Competative price quotes

Dennis Galbraith
Aleksey, thank you for bringing this question to the community. Partial transparency is appearing more and more like no man's land is some markets. Stepping back from the level of transparency you are currently offering the shopper is an option. However, consider providing the customer with even greater transparency in your email responses. Let them know that the MSRP is the manufacturer's MSRP with no added costs meant to make the discount look bigger. Let them know that you have no documentation fees or a low documentation fee. Point out your unique value added services and what they mean to the shopper that he or she won't get elsewhere.. Transparency yields its greatest marketing advantage when it is complete. That doesn't just mean that you take your mask off. It means you bring suspicion to what competitors are hiding under their masks. This approach doesn't just use transparency to enhance the shopper's preference for the vehicle but to also enhance preference for your store. You've seen this done with other products, e.g. the fruit juice that only uses real fruit and no added high fructose corn syrup. You can't compete on the basis of greater purity without contrasting it with what the consumer is going to face otherwise. I tell you all this as a professional marketer who knows it works. As an industry leader I have some reservations about this strategy of transparency with contrast. It plays to the consumer's worst fears about our industry. It may be our industry has earned its reputation and more of this kind of promotion from dealers who are transparent is exactly what is needed to turn that around in the long run. One can hope, but it won't be pretty. Along the way there will be those who mess it up with false contrast disguised as transparency, the automotive equivalent of white salmon guaranteed not to turn pink in the can (http://www.snopes.com/business/market/pinkcan.asp). Make your own choice based on your store's ability to holistically live up to your claims and your view of where your market is on this path of evolution, but go one way or the other and avoid no man's land.
Shannon Hammons
Showing the discount can hurt.
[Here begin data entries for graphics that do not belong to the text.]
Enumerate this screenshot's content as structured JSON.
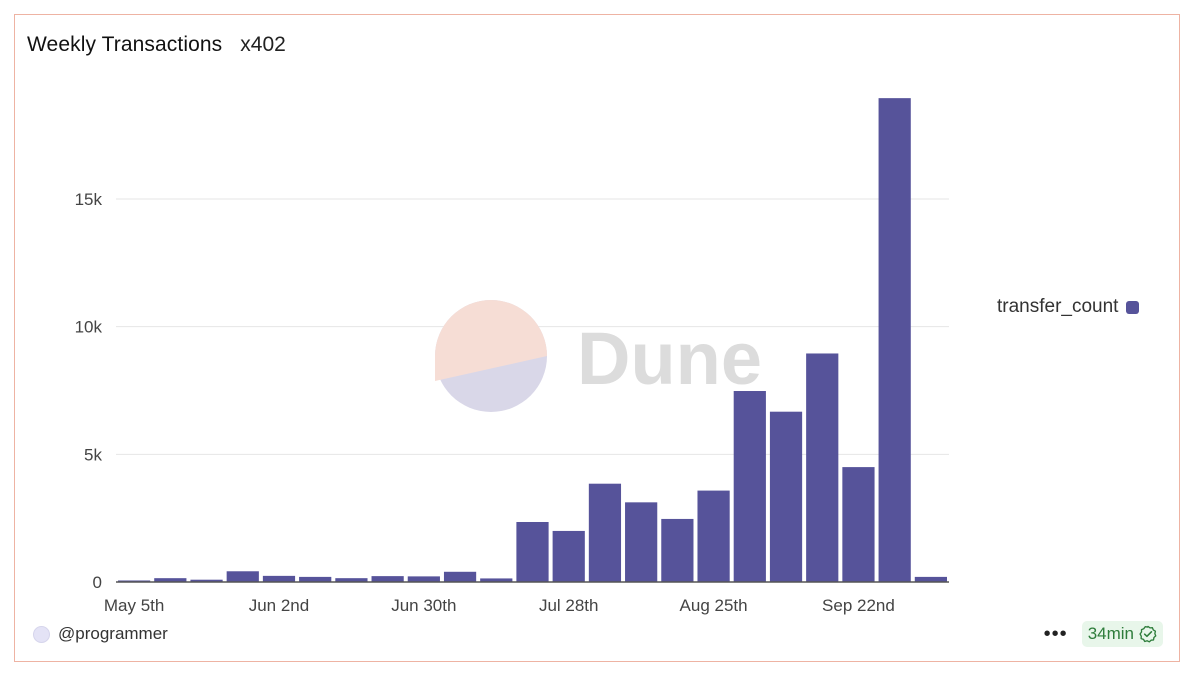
{
  "header": {
    "title": "Weekly Transactions",
    "subtitle": "x402"
  },
  "legend": {
    "label": "transfer_count"
  },
  "footer": {
    "username": "@programmer",
    "freshness": "34min",
    "more_label": "•••"
  },
  "watermark": {
    "text": "Dune"
  },
  "colors": {
    "bar": "#56539a",
    "border": "#eeb3a3",
    "grid": "#e6e6e6",
    "freshness_bg": "#e8f6ea",
    "freshness_text": "#2e7d3b"
  },
  "icons": {
    "more": "more-horizontal-icon",
    "freshness": "check-circle-icon"
  },
  "chart_data": {
    "type": "bar",
    "title": "Weekly Transactions",
    "series": [
      {
        "name": "transfer_count",
        "values": [
          60,
          150,
          90,
          420,
          240,
          200,
          150,
          230,
          220,
          400,
          140,
          2350,
          2000,
          3850,
          3120,
          2470,
          3580,
          7480,
          6670,
          8950,
          4500,
          18950,
          200
        ]
      }
    ],
    "xtick_labels": [
      "May 5th",
      "Jun 2nd",
      "Jun 30th",
      "Jul 28th",
      "Aug 25th",
      "Sep 22nd"
    ],
    "xtick_positions": [
      0,
      4,
      8,
      12,
      16,
      20
    ],
    "yticks": [
      0,
      5000,
      10000,
      15000
    ],
    "ytick_labels": [
      "0",
      "5k",
      "10k",
      "15k"
    ],
    "ylim": [
      0,
      19000
    ],
    "grid": true,
    "legend_position": "right"
  }
}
I would just show bottom line that way they can see you are actually cheaper and not cloud the water.
Stan Sher
I would call out the competition in a polite fashion without mentioning names or any use of slander. I have one email template that uses words like, "Don't get beat up by our competition" and it describes the benefits of doing business at this particular dealership versus all of the others in the area. I would also point out that "unlike other dealership that you maybe considering we do not place an addendum sticker to forcefully up sell you the products that you are not interested in". In fact, explain to the customer what an addendum is and how it is used and let them know that "at ABC motors our customers have a choice in the matter of getting accessories and are not forced to overpay". Be open and honest.
Aleksey Gubanov
Thank y'all very much for the input!